Rafaela Ottiano

Rafaela Ottiano

Publicity still of Rafaela Ottiano for She Done Him Wrong (1933)
Born (1888-03-04)4 March 1888
Venice, Veneto, Italy
Died 18 August 1942(1942-08-18) (aged 54)
East Boston, Massachusetts, U.S.
Cause of death Intestinal cancer
Resting place St. Michael's Cemetery
Occupation Actress
Years active 1924-1942

Rafaela Ottiano (4 March 1888 – 18 August 1942)[1] was an Italian-born American stage and film actress.

Early life

Born in Venice, Italy, she emigrated with her parents to the United States, and was processed at Ellis Island in 1910.[2]


Ottiano established herself as a stage actress in Europe before arriving in Hollywood in 1924 and appearing in American motion pictures. She appeared on Broadway in Sweeney Todd (1924), the Mae West play Diamond Lil (1928), and the play version of Grand Hotel (1930).

Ottiano's first film was in the John L. McCutcheon-directed drama The Law and the Lady (1924) with Len Leo, Alice Lake, and Tyrone Power, Sr.

Ottiano was part of the original 1928 Broadway cast of the hit play Diamond Lil, written by and starring Mae West. Ottiano reprised her role as Rita when the play was adapted for the movie She Done Him Wrong (1933), directed by Lowell Sherman.

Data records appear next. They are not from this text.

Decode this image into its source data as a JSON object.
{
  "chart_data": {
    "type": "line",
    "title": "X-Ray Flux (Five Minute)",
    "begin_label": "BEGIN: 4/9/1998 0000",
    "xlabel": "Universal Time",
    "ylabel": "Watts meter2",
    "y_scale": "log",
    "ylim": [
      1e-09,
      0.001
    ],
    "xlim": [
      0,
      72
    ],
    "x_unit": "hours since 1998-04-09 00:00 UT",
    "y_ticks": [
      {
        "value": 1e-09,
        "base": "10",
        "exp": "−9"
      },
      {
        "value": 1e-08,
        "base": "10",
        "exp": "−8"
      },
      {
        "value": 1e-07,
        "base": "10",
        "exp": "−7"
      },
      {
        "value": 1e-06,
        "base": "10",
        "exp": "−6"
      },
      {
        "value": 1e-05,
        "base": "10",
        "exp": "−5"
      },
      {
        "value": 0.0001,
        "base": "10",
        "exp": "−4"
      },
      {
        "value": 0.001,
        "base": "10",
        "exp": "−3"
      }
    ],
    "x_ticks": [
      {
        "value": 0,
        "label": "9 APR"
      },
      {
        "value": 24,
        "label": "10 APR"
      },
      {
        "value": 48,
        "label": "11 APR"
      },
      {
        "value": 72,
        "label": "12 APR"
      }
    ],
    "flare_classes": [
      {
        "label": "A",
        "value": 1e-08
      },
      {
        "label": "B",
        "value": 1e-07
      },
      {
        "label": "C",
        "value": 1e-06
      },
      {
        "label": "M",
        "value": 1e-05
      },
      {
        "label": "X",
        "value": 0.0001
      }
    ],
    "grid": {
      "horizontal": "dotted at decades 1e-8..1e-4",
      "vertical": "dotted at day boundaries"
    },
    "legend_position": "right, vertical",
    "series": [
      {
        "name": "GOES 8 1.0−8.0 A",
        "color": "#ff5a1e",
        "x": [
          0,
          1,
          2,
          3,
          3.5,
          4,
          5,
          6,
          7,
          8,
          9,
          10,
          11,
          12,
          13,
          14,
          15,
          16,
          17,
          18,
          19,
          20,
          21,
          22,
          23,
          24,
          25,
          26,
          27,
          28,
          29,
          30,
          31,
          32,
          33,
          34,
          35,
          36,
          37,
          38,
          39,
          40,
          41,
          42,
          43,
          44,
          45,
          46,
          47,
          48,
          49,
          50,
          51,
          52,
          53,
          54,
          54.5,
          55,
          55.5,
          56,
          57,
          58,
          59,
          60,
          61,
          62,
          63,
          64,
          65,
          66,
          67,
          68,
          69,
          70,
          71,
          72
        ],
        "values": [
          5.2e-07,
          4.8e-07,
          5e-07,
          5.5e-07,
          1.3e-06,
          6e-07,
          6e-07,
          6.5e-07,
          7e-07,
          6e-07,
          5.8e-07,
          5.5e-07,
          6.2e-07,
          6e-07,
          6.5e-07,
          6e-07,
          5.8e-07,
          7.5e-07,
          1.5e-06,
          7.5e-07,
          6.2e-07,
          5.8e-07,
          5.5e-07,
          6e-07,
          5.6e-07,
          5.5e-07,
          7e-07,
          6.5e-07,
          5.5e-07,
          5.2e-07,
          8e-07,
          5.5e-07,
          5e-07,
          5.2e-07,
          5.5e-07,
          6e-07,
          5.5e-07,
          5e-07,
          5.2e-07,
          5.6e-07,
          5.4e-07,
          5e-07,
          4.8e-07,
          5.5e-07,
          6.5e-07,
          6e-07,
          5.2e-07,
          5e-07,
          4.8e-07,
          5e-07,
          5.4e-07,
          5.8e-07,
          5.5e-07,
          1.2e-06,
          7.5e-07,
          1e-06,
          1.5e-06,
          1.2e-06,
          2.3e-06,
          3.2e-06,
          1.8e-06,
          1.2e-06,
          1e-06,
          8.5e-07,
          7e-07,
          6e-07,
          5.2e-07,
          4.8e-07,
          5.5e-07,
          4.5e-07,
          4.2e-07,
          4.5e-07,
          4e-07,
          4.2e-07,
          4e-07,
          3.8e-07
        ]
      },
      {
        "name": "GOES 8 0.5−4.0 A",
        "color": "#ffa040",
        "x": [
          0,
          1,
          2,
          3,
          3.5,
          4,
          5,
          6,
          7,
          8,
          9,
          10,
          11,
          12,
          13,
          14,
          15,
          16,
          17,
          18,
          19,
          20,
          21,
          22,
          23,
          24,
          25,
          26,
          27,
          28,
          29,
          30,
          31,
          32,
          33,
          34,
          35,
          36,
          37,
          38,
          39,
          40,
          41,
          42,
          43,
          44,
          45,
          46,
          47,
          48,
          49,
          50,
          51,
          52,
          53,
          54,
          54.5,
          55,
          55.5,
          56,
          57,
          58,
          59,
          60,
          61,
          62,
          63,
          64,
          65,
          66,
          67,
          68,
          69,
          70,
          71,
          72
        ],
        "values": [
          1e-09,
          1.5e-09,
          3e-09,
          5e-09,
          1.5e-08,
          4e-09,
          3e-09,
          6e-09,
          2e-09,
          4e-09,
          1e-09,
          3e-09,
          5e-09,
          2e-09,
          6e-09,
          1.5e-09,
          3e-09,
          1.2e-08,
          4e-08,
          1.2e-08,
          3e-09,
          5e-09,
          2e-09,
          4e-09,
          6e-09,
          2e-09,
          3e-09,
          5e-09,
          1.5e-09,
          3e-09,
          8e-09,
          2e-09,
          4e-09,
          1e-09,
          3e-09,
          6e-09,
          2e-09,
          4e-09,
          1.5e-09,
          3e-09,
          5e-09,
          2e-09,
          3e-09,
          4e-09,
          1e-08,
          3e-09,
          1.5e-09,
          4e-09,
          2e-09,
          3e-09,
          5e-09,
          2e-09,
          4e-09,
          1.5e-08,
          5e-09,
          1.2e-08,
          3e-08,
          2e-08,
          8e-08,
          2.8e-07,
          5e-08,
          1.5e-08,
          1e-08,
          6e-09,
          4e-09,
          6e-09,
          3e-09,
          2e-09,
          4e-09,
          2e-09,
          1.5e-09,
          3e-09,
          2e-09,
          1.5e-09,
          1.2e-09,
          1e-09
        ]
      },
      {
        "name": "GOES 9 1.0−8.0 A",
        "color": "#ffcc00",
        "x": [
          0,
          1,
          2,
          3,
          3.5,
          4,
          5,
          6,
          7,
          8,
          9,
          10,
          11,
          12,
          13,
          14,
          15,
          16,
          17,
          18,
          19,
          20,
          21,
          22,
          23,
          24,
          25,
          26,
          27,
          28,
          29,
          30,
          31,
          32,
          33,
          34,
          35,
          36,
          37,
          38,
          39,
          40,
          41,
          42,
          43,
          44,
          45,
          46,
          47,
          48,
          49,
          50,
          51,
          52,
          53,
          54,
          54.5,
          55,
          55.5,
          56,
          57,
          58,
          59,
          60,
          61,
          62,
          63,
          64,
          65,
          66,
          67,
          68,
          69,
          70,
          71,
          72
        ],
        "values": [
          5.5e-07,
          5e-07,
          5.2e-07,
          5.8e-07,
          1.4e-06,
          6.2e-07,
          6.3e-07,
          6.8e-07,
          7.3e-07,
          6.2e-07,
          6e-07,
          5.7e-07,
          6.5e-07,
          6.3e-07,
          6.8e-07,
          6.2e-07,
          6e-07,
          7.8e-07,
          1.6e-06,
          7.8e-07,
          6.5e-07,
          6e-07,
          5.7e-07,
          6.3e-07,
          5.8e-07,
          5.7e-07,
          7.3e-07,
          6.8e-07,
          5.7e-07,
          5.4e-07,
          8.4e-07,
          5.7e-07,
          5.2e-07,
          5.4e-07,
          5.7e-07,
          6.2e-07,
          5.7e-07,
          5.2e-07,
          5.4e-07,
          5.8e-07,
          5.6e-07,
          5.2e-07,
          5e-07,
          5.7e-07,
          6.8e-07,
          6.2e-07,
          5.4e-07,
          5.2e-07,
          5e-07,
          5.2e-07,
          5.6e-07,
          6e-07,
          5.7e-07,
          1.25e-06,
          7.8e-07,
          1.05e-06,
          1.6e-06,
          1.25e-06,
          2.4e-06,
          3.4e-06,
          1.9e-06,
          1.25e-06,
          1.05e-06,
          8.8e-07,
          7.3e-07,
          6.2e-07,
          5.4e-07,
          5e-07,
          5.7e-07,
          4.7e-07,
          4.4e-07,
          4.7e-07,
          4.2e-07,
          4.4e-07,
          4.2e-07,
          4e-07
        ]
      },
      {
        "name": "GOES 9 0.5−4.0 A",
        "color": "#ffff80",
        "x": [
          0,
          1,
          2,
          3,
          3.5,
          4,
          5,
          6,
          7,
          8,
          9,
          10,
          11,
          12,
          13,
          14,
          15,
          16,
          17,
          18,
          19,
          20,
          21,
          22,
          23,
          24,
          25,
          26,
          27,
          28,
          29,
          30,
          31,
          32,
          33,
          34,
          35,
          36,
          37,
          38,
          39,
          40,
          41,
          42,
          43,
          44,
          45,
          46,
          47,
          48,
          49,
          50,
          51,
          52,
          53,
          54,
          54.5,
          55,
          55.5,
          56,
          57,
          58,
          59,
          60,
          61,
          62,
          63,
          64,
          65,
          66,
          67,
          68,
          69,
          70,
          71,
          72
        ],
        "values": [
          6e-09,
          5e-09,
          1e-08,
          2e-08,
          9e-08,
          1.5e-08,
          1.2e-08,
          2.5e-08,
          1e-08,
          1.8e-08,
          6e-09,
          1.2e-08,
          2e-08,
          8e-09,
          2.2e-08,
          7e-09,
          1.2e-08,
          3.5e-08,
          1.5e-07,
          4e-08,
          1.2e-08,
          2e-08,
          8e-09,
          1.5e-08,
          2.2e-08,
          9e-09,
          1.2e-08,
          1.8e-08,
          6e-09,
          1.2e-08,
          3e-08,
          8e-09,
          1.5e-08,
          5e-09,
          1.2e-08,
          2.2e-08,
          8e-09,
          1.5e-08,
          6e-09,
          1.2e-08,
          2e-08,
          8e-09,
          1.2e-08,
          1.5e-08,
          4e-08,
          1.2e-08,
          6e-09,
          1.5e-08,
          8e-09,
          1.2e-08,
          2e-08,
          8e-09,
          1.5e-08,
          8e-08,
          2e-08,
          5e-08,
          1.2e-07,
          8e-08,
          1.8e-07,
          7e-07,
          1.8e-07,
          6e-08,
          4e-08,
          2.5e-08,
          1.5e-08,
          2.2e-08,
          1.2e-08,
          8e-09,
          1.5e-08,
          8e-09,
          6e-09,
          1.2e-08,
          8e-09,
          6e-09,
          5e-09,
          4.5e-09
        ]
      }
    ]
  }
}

Throughout the 1930s, Ottiano would often specialize in roles as sinister, maleveolent, or spiteful women,[1] such as her role in the Tod Browning-directed horror film The Devil-Doll (1936), opposite Lionel Barrymore and Maureen O'Sullivan.

Other notable film roles for Ottiano include Lena in As You Desire Me (1932) with Greta Garbo, Melvyn Douglas, Erich von Stroheim, Owen Moore, and Hedda Hopper, "Mrs. Higgins" in the Shirley Temple musical-comedy Curly Top (1935), as a matron in the crime-drama Riffraff (1936), starring Jean Harlow and Spencer Tracy, and as "Suzette", Greta Garbo's devoted maid in the Edmund Goulding-directed drama Grand Hotel (1932).

When Grand Hotel was turned into a Broadway Musical in 1989, her character was renamed Rafaela Ottiano in honor of the actress, who had appeared on Broadway in 1930, in the original play version of the Vicki Baum novel.

Ottiano's last film was the musical comedy I Married an Angel (1942), starring Nelson Eddy and Jeanette MacDonald. During her career in film, she appeared in approximately 45 motion pictures, opposite such actors as Barbara Stanwyck, Conrad Nagel, Peter Lorre, Zasu Pitts, and Katharine Hepburn.

Personal life

Ottiano lived in the Times Square area during the Prohibition Era and never married. She died in 1942, in the Boston home of her late parents, of intestinal cancer at the age of 54. She is buried at St. Michael's Cemetery in the Roslindale section of Boston, Massachusetts.